Ainsi faut-il que viennent ceux qui osent repousser ce qu’il n’est pas permis de goûter, à cause même de l’amour de la vie.
Ceux qui étaient préposés au repas sacrificiel illégal, à cause de leur ancienne connaissance de l’homme, le prenant à part, l’exhortaient à faire apporter des viandes dont il lui était permis d’user, préparées par lui, et à feindre de manger celles du sacrifice ordonné par le roi.
Afin que, faisant ainsi, il soit délivré de la mort et qu’à cause de leur ancienne amitié envers lui il rencontre philanthropie.
Lui, ayant pris une réflexion noble et digne de l’âge, de la supériorité de la vieillesse, de l’acquisition distinguée des cheveux blancs, de la conduite depuis l’enfance et surtout de la législation sainte et donnée par Dieu, répondit vite : qu’ils l’envoient à l’Hadès.
« Il n’est pas digne de notre âge de jouer l’hypocrite, afin que beaucoup des jeunes ne supposent pas qu’Éléazar, à quatre-vingt-dix ans, est passé à un mode de vie étranger.
Et eux, à cause de mon hypocrisie et pour un temps bref et minime de vie, seraient égarés par moi, et je gagnerais pour ma vieillesse souillure et tache.
Car si, pour le présent, j’échappe au châtiment des humains, aux mains du Tout-Puissant je ne m’échapperai ni vivant ni mort.

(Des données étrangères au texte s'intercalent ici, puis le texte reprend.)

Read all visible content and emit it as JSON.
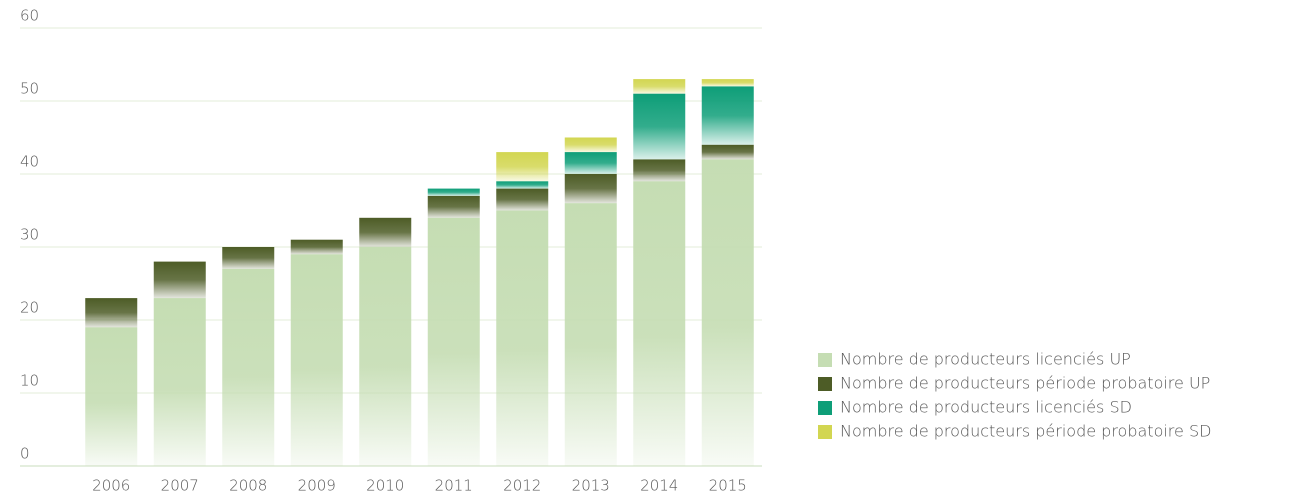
{
  "chart_data": {
    "type": "stacked_bar",
    "categories": [
      "2006",
      "2007",
      "2008",
      "2009",
      "2010",
      "2011",
      "2012",
      "2013",
      "2014",
      "2015"
    ],
    "series": [
      {
        "name": "Nombre de producteurs licenciés UP",
        "color": "#c5ddb3",
        "values": [
          19,
          23,
          27,
          29,
          30,
          34,
          35,
          36,
          39,
          42
        ]
      },
      {
        "name": "Nombre de producteurs période probatoire UP",
        "color": "#4d5c26",
        "values": [
          4,
          5,
          3,
          2,
          4,
          3,
          3,
          4,
          3,
          2
        ]
      },
      {
        "name": "Nombre de producteurs licenciés SD",
        "color": "#0e9e78",
        "values": [
          0,
          0,
          0,
          0,
          0,
          1,
          1,
          3,
          9,
          8
        ]
      },
      {
        "name": "Nombre de producteurs période probatoire SD",
        "color": "#d2d651",
        "values": [
          0,
          0,
          0,
          0,
          0,
          0,
          4,
          2,
          2,
          1
        ]
      }
    ],
    "ylim": [
      0,
      60
    ],
    "yticks": [
      0,
      10,
      20,
      30,
      40,
      50,
      60
    ],
    "grid": true,
    "legend": "right"
  }
}
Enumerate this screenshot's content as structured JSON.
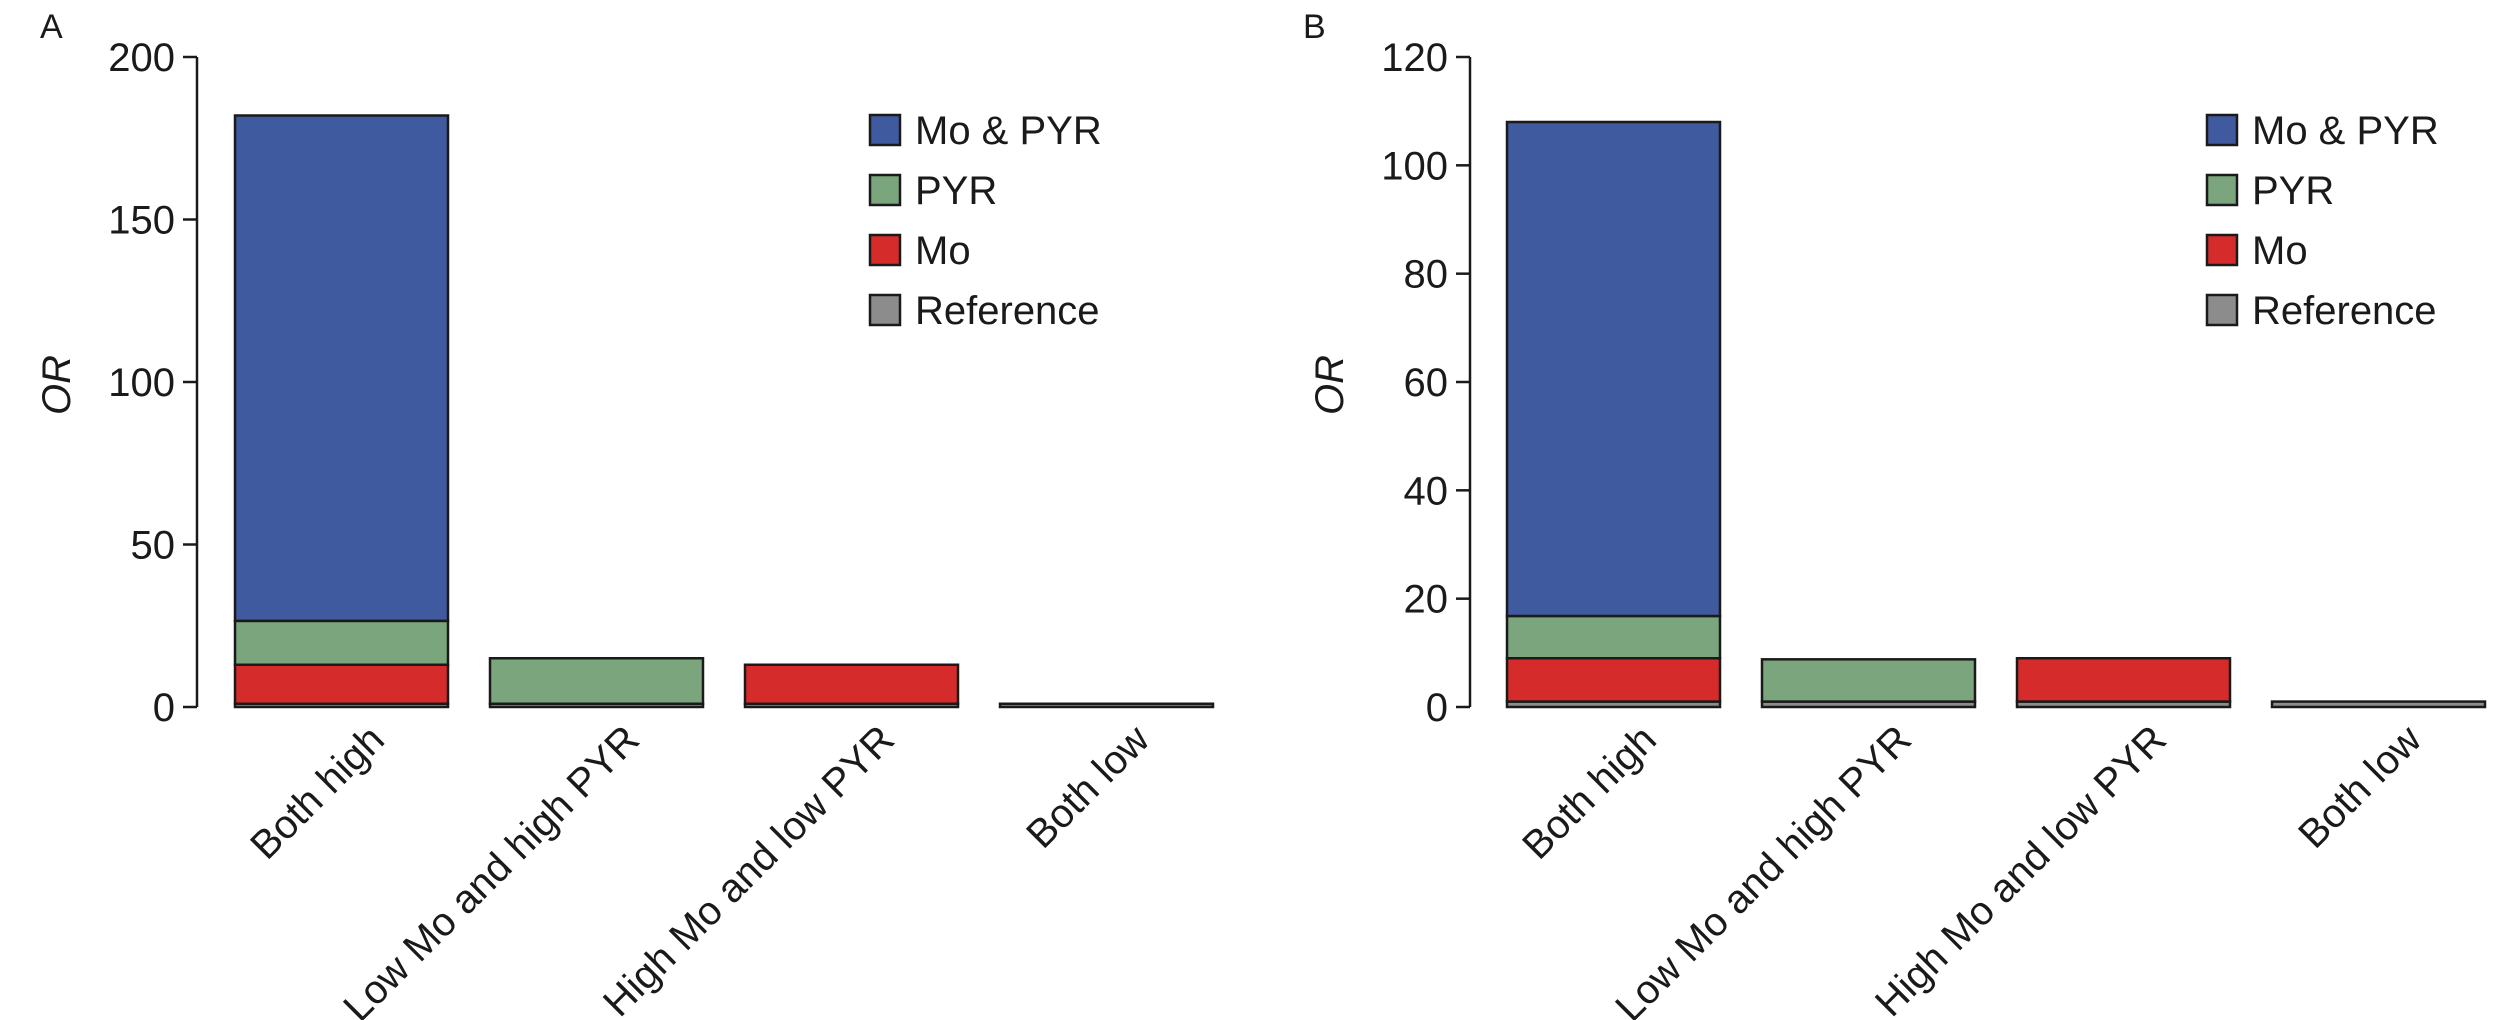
{
  "chart_data": [
    {
      "panel": "A",
      "type": "bar",
      "stacked": true,
      "ylabel": "OR",
      "ylim": [
        0,
        200
      ],
      "yticks": [
        "0",
        "50",
        "100",
        "150",
        "200"
      ],
      "categories": [
        "Both high",
        "Low Mo and high PYR",
        "High Mo and low PYR",
        "Both low"
      ],
      "series": [
        {
          "name": "Reference",
          "color": "#8c8c8c",
          "values": [
            1,
            1,
            1,
            1
          ]
        },
        {
          "name": "Mo",
          "color": "#d62b2b",
          "values": [
            12,
            0,
            12,
            0
          ]
        },
        {
          "name": "PYR",
          "color": "#7aa57d",
          "values": [
            13.5,
            14,
            0,
            0
          ]
        },
        {
          "name": "Mo & PYR",
          "color": "#3f5a9e",
          "values": [
            155.5,
            0,
            0,
            0
          ]
        }
      ],
      "legend": [
        "Mo & PYR",
        "PYR",
        "Mo",
        "Reference"
      ],
      "legend_position": "top-right",
      "grid": false
    },
    {
      "panel": "B",
      "type": "bar",
      "stacked": true,
      "ylabel": "OR",
      "ylim": [
        0,
        120
      ],
      "yticks": [
        "0",
        "20",
        "40",
        "60",
        "80",
        "100",
        "120"
      ],
      "categories": [
        "Both high",
        "Low Mo and high PYR",
        "High Mo and low PYR",
        "Both low"
      ],
      "series": [
        {
          "name": "Reference",
          "color": "#8c8c8c",
          "values": [
            1,
            1,
            1,
            1
          ]
        },
        {
          "name": "Mo",
          "color": "#d62b2b",
          "values": [
            8,
            0,
            8,
            0
          ]
        },
        {
          "name": "PYR",
          "color": "#7aa57d",
          "values": [
            7.8,
            7.8,
            0,
            0
          ]
        },
        {
          "name": "Mo & PYR",
          "color": "#3f5a9e",
          "values": [
            91.2,
            0,
            0,
            0
          ]
        }
      ],
      "legend": [
        "Mo & PYR",
        "PYR",
        "Mo",
        "Reference"
      ],
      "legend_position": "top-right",
      "grid": false
    }
  ]
}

C’est pourquoi, échangeant maintenant courageusement la vie, je me montrerai digne de la vieillesse,
et je laisserai aux jeunes un exemple noble afin de mourir de bon gré et noblement pour les lois vénérables et saintes. » Ayant dit cela, il alla aussitôt au tympanon.
Ceux qui le conduisaient, ayant peu auparavant envers lui de la bienveillance, la changèrent en hostilité, considérant les paroles dites par lui comme folie.
Étant près de mourir sous les coups, il gémit et dit : « Il est manifeste au Seigneur qui a la connaissance sainte que, pouvant être délivré de la mort, je supporte dans le corps des douleurs cruelles sous les fouets, mais dans l’âme je souffre volontiers ces choses à cause de sa crainte. »
Et celui-ci, de cette manière, changea de vie, laissant sa mort non seulement aux jeunes, mais à la plupart de la nation, comme exemple de noblesse et mémorial de vertu.